On était en plein dans l’ère de la post-vérité ou plutôt dans l’ère des crédules incrédules : ils se croyaient plus malin en ne croyant rien de ce qu’on leur racontait. Même si des chercheurs, dans des articles sérieux et sourcés énonçaient des propos argumentés, il y avait toujours des personnes, de plus en plus nombreuses, pour ne pas les croire : si toutes les opinions se valaient, si la liberté d’expression existait, on pouvait bien penser autrement que ces soi-disant experts. Et puis, on pouvait toujours douter. Le doute est sain. Mais le doute était exclu du discours de cet homme : on nous ment, cela était une certitude. À partir de cela, tous les discours de spécialistes ou d’universitaires reconnus étaient suspects. Ils étaient même par principe remis en cause. Il restait alors une place folle pour le complot. Pour la parole de n’importe qui, pourvu qu’il ne soit pas reconnu par le « système ». Ce que vous lisez sur internet, pourvu que cela soit partagé par un « ami » digne d’un peu de confiance, devient parole d’évangile. Et vous tournez en boucle, en plus, dans un petit milieu qui s’alimente et qui finit par penser comme vous, puisqu’il lit les mêmes articles, puisqu’il voit les mêmes vidéos. Cela fonctionne pour tous les types de complots, pour toutes les idéologies : les chemtrails, le FN, le djihad…
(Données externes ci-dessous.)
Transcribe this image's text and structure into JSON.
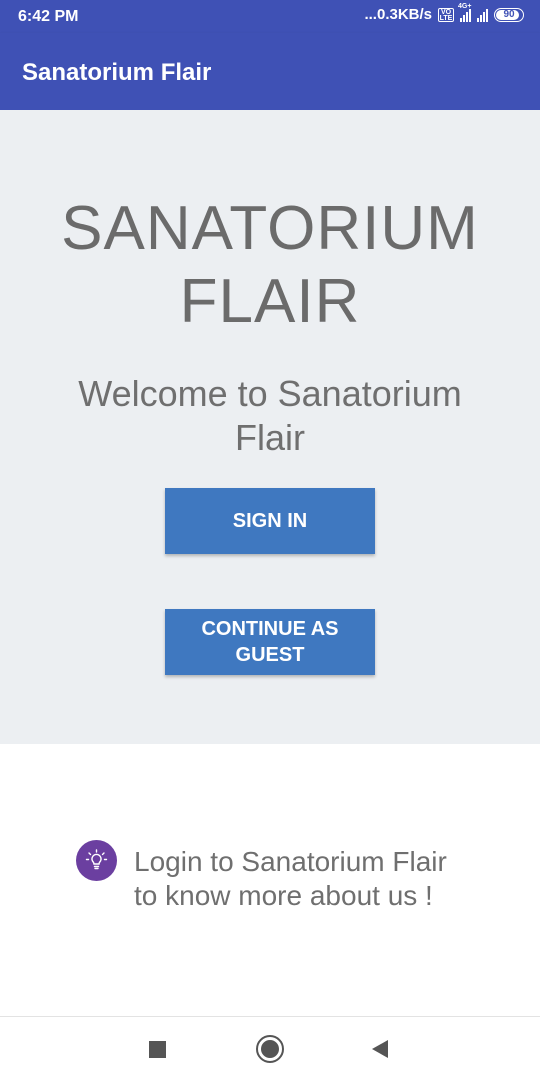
{
  "status_bar": {
    "time": "6:42 PM",
    "net_speed": "...0.3KB/s",
    "volte": "VO LTE",
    "network": "4G+",
    "battery": "90",
    "battery_level": 0.9
  },
  "app_bar": {
    "title": "Sanatorium Flair"
  },
  "hero": {
    "title_line1": "SANATORIUM",
    "title_line2": "FLAIR",
    "welcome": "Welcome to Sanatorium Flair",
    "sign_in_label": "SIGN IN",
    "guest_label": "CONTINUE AS GUEST"
  },
  "tip": {
    "icon": "lightbulb-icon",
    "line1": "Login to Sanatorium Flair",
    "line2": "to know more about us !"
  },
  "nav_bar": {
    "recents_icon": "square-recents-icon",
    "home_icon": "circle-home-icon",
    "back_icon": "triangle-back-icon"
  },
  "colors": {
    "primary": "#3f51b5",
    "button": "#3f78c0",
    "tip_icon_bg": "#6b3fa0",
    "hero_bg": "#eceff2"
  }
}
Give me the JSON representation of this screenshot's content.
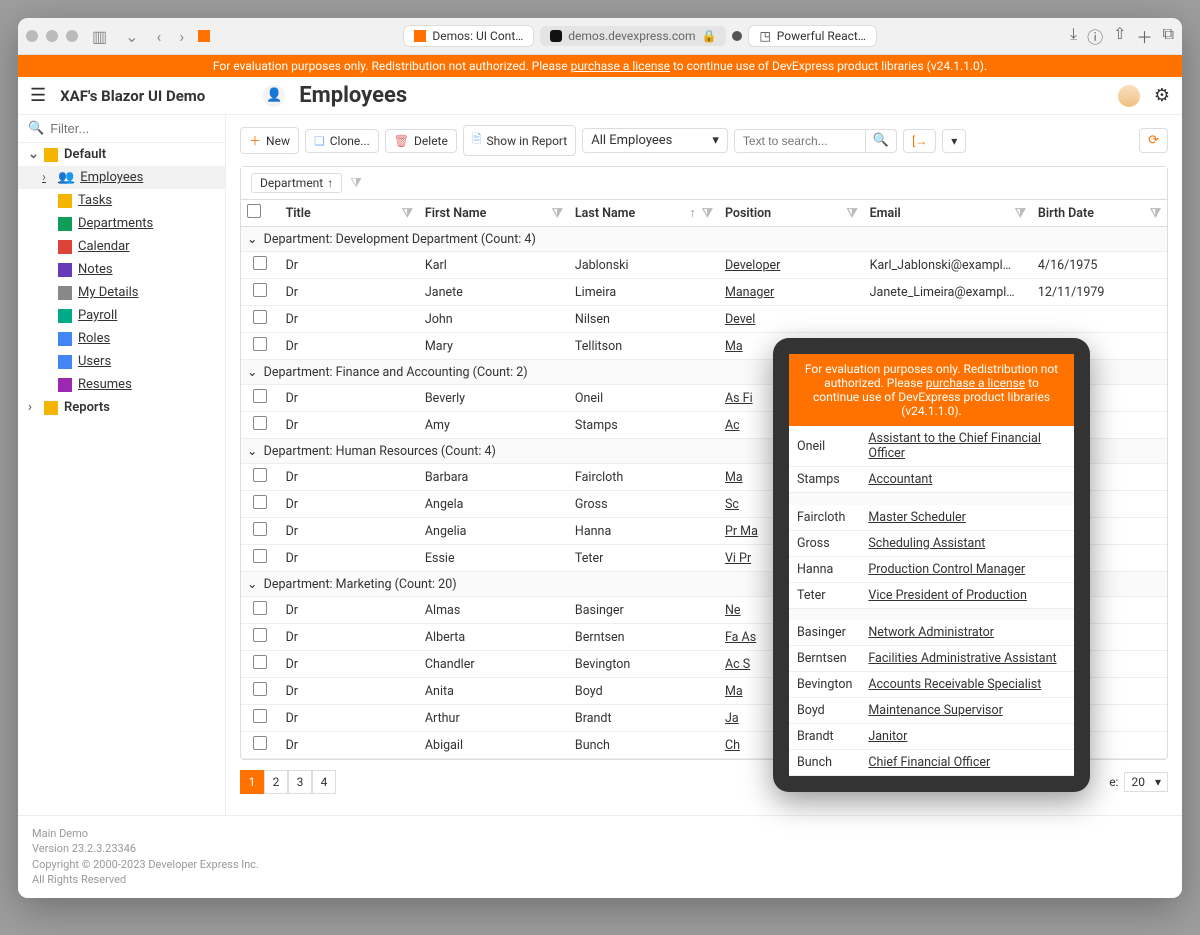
{
  "chrome": {
    "tab1": "Demos: UI Cont…",
    "url": "demos.devexpress.com",
    "tab2": "Powerful React…"
  },
  "banner": {
    "t1": "For evaluation purposes only. Redistribution not authorized. Please ",
    "link": "purchase a license",
    "t2": " to continue use of DevExpress product libraries (v24.1.1.0)."
  },
  "header": {
    "title": "XAF's Blazor UI Demo"
  },
  "sidebar": {
    "filter_ph": "Filter...",
    "groups": [
      {
        "name": "Default"
      },
      {
        "name": "Reports"
      }
    ],
    "items": [
      {
        "label": "Employees"
      },
      {
        "label": "Tasks"
      },
      {
        "label": "Departments"
      },
      {
        "label": "Calendar"
      },
      {
        "label": "Notes"
      },
      {
        "label": "My Details"
      },
      {
        "label": "Payroll"
      },
      {
        "label": "Roles"
      },
      {
        "label": "Users"
      },
      {
        "label": "Resumes"
      }
    ]
  },
  "page": {
    "title": "Employees"
  },
  "toolbar": {
    "new": "New",
    "clone": "Clone...",
    "delete": "Delete",
    "show_report": "Show in Report",
    "views_dd": "All Employees",
    "search_ph": "Text to search..."
  },
  "grid": {
    "group_chip": "Department",
    "cols": {
      "title": "Title",
      "first": "First Name",
      "last": "Last Name",
      "pos": "Position",
      "email": "Email",
      "bd": "Birth Date"
    },
    "groups": [
      {
        "name": "Department: Development Department (Count: 4)",
        "rows": [
          {
            "title": "Dr",
            "first": "Karl",
            "last": "Jablonski",
            "pos": "Developer",
            "email": "Karl_Jablonski@exampl…",
            "bd": "4/16/1975"
          },
          {
            "title": "Dr",
            "first": "Janete",
            "last": "Limeira",
            "pos": "Manager",
            "email": "Janete_Limeira@exampl…",
            "bd": "12/11/1979"
          },
          {
            "title": "Dr",
            "first": "John",
            "last": "Nilsen",
            "pos": "Devel",
            "email": "",
            "bd": ""
          },
          {
            "title": "Dr",
            "first": "Mary",
            "last": "Tellitson",
            "pos": "Ma",
            "email": "",
            "bd": ""
          }
        ]
      },
      {
        "name": "Department: Finance and Accounting (Count: 2)",
        "rows": [
          {
            "title": "Dr",
            "first": "Beverly",
            "last": "Oneil",
            "pos": "As\nFi",
            "email": "",
            "bd": ""
          },
          {
            "title": "Dr",
            "first": "Amy",
            "last": "Stamps",
            "pos": "Ac",
            "email": "",
            "bd": ""
          }
        ]
      },
      {
        "name": "Department: Human Resources (Count: 4)",
        "rows": [
          {
            "title": "Dr",
            "first": "Barbara",
            "last": "Faircloth",
            "pos": "Ma",
            "email": "",
            "bd": ""
          },
          {
            "title": "Dr",
            "first": "Angela",
            "last": "Gross",
            "pos": "Sc",
            "email": "",
            "bd": ""
          },
          {
            "title": "Dr",
            "first": "Angelia",
            "last": "Hanna",
            "pos": "Pr\nMa",
            "email": "",
            "bd": ""
          },
          {
            "title": "Dr",
            "first": "Essie",
            "last": "Teter",
            "pos": "Vi\nPr",
            "email": "",
            "bd": ""
          }
        ]
      },
      {
        "name": "Department: Marketing (Count: 20)",
        "rows": [
          {
            "title": "Dr",
            "first": "Almas",
            "last": "Basinger",
            "pos": "Ne",
            "email": "",
            "bd": ""
          },
          {
            "title": "Dr",
            "first": "Alberta",
            "last": "Berntsen",
            "pos": "Fa\nAs",
            "email": "",
            "bd": ""
          },
          {
            "title": "Dr",
            "first": "Chandler",
            "last": "Bevington",
            "pos": "Ac\nS",
            "email": "",
            "bd": ""
          },
          {
            "title": "Dr",
            "first": "Anita",
            "last": "Boyd",
            "pos": "Ma",
            "email": "",
            "bd": ""
          },
          {
            "title": "Dr",
            "first": "Arthur",
            "last": "Brandt",
            "pos": "Ja",
            "email": "",
            "bd": ""
          },
          {
            "title": "Dr",
            "first": "Abigail",
            "last": "Bunch",
            "pos": "Ch",
            "email": "",
            "bd": ""
          }
        ]
      }
    ],
    "pages": [
      "1",
      "2",
      "3",
      "4"
    ],
    "page_size_label": "Page Size:",
    "page_size_value": "20",
    "page_size_value_visible": "20"
  },
  "popup": {
    "banner": {
      "t1": "For evaluation purposes only. Redistribution not authorized. Please ",
      "link": "purchase a license",
      "t2": " to continue use of DevExpress product libraries (v24.1.1.0)."
    },
    "rows": [
      {
        "last": "Oneil",
        "pos": "Assistant to the Chief Financial Officer"
      },
      {
        "last": "Stamps",
        "pos": "Accountant"
      },
      {
        "spacer": true
      },
      {
        "last": "Faircloth",
        "pos": "Master Scheduler"
      },
      {
        "last": "Gross",
        "pos": "Scheduling Assistant"
      },
      {
        "last": "Hanna",
        "pos": "Production Control Manager"
      },
      {
        "last": "Teter",
        "pos": "Vice President of Production"
      },
      {
        "spacer": true
      },
      {
        "last": "Basinger",
        "pos": "Network Administrator"
      },
      {
        "last": "Berntsen",
        "pos": "Facilities Administrative Assistant"
      },
      {
        "last": "Bevington",
        "pos": "Accounts Receivable Specialist"
      },
      {
        "last": "Boyd",
        "pos": "Maintenance Supervisor"
      },
      {
        "last": "Brandt",
        "pos": "Janitor"
      },
      {
        "last": "Bunch",
        "pos": "Chief Financial Officer"
      }
    ]
  },
  "footer": {
    "l1": "Main Demo",
    "l2": "Version 23.2.3.23346",
    "l3": "Copyright © 2000-2023 Developer Express Inc.",
    "l4": "All Rights Reserved"
  }
}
Et que se passe-t-il quand un journaliste dit du mal d’un politicien ? Pour qui l’adepte du complot prend t-il parti ? Je crois que je me fais des illusions : ces hommes qui sortent du travail, visiblement, qui discutent en buvant un coup, après leur journée de bureau, ces Français moyens, salariés, entre 30 et 50 ans, ne lisent pas le journal. A vrai dire, peu de gens lisent le journal : les retraités, abonnés pour les mots croisés et les avis de décès et quelques corporations qui ont le journal sur leur lieu de travail. Tout à coup, il m’apparaissait que ces hommes n’avaient pas entendu parler de Rasier et de cette affaire qui occupait tout mon esprit et qu’ils étaient sans doute plus au fait des derniers rebondissements de la présidentielle aux USA que de la politique locale. Les affres de la mondialisation…

Ce soir-là, étonnamment, je n’avais pas envie de me connecter au vaste monde par le truchement d’internet. Et comme par hasard, alors que j’ouvrais la porte de mon appartement, ma voisine surgit de chez elle, comme un polichinelle de sa boîte.